CM – E nessa substituição da plutocracia pelo socialismo, acontecida a partir do 25 de Abril, como foram substituídas as estruturas corporativas do Estado Novo?

O.V. – Ainda há pouco tempo me disse um dirigente político, aí de um partido, que o corporativismo, não conseguido totalmente por Salazar, está hoje a ser realizado. Basta ver a existência dos chamados parceiros sociais.

CM – Considera o socialismo como uma doutrina ainda com força ou já esvaziada?

O.V. – Trata-se de uma doutrina falida em todo o Mundo. Aliás, existe um pensador liberal [Frederico Hayek] que marcou a data do fim do apogeu do socialismo no ano de 1946.

O socialismo dominou, durante um século, o Governo de grande parte de povos, mas em 1946 estava completamente falido. Fracassara no desenvolvimento económico e na cultura, mas continuava dominando o Estado. Então, para sobreviver, passou a rodear as suas medidas de governação socialista de processos liberais.

Foi com esta mistura de aparente socialismo mas efectivo liberalismo – mas não de liberalismo total, pois isso iria destruir a aparência socialista – que conseguiu e consegue ainda hoje, perdurar.

CM – De que forma o socialismo tem sido funesto para a cultura portuguesa?

O.V. – Existe uma cultura oficial socialista, composta pelas universidades, onde dominam as ideias socialistas, e pela Comunicação Social, quase toda estatizada ou dominada pelo Estado, segregando uma cultura autenticamente portuguesa.

Poderá dizer-se que os elementos mais conscientes da cultura nacional, que são os filósofos portugueses, vivem como exilados no seu próprio país.

CM – Poderá dar-nos um exemplo dessa forma de procedimento anticultural?

O.V. – Ainda há pouco tempo existiam vinte e seis mil inéditos de Fernando Pessoa «escondidos» numa arca, guardados por «dragões» universitários que só vão publicando, de vez em quando, aquilo que entendem.

Depois fazem-se edições do Fernando Pessoa com textos seleccionados ao sabor de determinada pessoa que transitou de ferveroso salazarista para ferveroso socialista, uma delas com um prefácio no qual se chega ao ridículo de dizer que Fernando Pessoa era um grande conhecedor de literatura, mas seria melhor conhecedor se fosse marxista...
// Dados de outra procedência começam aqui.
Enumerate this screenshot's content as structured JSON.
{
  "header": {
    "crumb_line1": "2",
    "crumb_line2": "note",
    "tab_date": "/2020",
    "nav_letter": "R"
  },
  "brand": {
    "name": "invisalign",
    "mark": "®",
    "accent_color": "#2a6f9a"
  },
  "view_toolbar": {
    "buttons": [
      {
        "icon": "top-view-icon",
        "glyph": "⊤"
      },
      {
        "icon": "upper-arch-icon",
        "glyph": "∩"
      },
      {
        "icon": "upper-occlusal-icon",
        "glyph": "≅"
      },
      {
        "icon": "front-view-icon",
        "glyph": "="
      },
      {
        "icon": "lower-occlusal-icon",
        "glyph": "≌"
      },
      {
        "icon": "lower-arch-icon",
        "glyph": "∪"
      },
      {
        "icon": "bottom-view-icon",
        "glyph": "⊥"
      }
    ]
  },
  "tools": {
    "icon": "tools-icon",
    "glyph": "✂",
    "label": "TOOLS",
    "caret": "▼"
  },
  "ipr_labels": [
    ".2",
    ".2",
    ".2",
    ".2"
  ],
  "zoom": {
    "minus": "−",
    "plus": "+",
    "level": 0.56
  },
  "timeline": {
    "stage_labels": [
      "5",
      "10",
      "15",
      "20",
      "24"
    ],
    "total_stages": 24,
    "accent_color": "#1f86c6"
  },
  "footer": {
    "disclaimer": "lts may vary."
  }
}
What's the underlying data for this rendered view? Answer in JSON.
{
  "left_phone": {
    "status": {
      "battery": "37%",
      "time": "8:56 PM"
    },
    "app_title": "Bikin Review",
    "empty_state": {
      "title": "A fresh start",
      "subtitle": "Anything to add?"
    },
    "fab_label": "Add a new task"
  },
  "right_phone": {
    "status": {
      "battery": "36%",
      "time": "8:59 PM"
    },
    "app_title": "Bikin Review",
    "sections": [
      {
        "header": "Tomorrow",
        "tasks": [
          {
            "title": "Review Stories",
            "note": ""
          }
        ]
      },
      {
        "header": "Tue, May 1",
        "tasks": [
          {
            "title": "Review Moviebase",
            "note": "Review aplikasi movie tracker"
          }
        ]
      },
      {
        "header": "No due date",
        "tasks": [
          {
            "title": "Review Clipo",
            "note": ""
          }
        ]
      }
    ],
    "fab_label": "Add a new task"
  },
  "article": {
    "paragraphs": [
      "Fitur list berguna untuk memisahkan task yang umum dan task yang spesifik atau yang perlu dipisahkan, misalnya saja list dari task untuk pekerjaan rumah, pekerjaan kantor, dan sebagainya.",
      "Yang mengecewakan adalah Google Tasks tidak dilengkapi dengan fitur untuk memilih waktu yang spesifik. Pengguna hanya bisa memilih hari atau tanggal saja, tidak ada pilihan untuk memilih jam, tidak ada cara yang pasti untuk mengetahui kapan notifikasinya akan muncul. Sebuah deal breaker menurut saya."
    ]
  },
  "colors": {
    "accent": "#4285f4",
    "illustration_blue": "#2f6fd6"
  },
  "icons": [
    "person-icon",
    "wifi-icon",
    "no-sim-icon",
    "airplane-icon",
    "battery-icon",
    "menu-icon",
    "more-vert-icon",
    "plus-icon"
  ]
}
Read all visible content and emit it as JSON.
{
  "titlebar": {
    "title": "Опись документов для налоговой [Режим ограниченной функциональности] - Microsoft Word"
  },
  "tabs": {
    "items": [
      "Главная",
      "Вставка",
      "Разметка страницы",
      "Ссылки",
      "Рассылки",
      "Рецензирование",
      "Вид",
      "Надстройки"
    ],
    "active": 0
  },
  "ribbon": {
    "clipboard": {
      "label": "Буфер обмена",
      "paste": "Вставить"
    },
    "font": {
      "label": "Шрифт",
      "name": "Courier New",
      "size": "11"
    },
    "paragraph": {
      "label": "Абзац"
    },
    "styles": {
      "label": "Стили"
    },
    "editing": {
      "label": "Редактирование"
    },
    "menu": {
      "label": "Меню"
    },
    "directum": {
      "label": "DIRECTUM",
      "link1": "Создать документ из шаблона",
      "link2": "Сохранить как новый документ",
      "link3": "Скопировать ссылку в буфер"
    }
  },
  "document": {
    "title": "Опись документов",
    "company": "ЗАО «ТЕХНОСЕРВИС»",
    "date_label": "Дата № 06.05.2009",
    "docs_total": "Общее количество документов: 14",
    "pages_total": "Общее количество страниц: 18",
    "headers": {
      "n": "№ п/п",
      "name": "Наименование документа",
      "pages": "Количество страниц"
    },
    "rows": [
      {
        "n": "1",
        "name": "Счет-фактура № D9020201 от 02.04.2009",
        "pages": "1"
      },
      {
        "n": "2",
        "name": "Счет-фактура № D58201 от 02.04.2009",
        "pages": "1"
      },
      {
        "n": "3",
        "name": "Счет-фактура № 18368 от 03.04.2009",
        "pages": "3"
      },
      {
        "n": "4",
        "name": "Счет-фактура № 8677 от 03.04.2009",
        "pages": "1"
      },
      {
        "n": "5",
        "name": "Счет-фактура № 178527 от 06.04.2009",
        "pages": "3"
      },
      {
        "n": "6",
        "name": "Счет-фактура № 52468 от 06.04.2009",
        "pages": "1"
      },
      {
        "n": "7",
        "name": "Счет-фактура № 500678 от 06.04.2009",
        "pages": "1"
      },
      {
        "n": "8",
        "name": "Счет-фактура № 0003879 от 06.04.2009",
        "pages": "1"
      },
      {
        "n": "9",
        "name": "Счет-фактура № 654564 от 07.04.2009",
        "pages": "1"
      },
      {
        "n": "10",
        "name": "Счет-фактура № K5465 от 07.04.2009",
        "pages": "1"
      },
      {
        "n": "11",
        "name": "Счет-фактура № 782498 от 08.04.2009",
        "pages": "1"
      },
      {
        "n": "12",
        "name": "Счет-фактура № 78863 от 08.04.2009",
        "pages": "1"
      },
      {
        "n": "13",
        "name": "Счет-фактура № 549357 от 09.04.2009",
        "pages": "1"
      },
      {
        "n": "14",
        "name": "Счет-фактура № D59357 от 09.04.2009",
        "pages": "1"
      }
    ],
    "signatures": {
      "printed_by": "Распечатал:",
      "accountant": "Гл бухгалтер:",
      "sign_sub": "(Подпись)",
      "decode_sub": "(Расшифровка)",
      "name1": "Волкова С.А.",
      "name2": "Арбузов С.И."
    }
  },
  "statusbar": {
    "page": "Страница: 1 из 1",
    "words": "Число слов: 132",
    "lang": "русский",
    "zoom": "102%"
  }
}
Vazio caracteriza vida dos portugueses

CM – A hostilidade ao pensamento português assumiu procedimentos muito gravosos para a integridade dos filósofos portugueses?

O.V. – Chegou a fazer perigar a integridade física. Temos o caso de Afonso Costa, político da Primeira República, que foi ao Porto, acompanhado de vários sicários, para assassinar Sampaio Bruno, um pensador português.
Além dos documentos existentes sobre esta tentativa de assassínio pessoal, há o próprio testemunho de Fernando Pessoa.

CM – A maior parte dos que tentam destruir a cultura portuguesa age por ignorância ou por convicção?

O.V. – Existem os quadros mentais, formados desde há dois séculos, a levar essas pessoas a ter uma noção socialista dos problemas e da solução desses mesmos problemas.

Se colocarmos um problema à maioria das pessoas elas atribuem a sua origem e a necessária solução ao Estado. O Estado já surge, pois, como uma entidade vaga, abstracta mesmo, os «eles» indefinidos, mas que são uns eles muito concretos... isto demonstra, tipicamente, a existência de uma mentalidade socialista.

Semelhante forma de pensar cria uma inércia e uma irresponsabilidade total, um vazio a caracterizar a vida actual dos portugueses, pois ela não passa de oito horas de emprego, mais oito horas de cama e ainda mais oito de televisão, não possuindo, sequer, um momento de afirmação.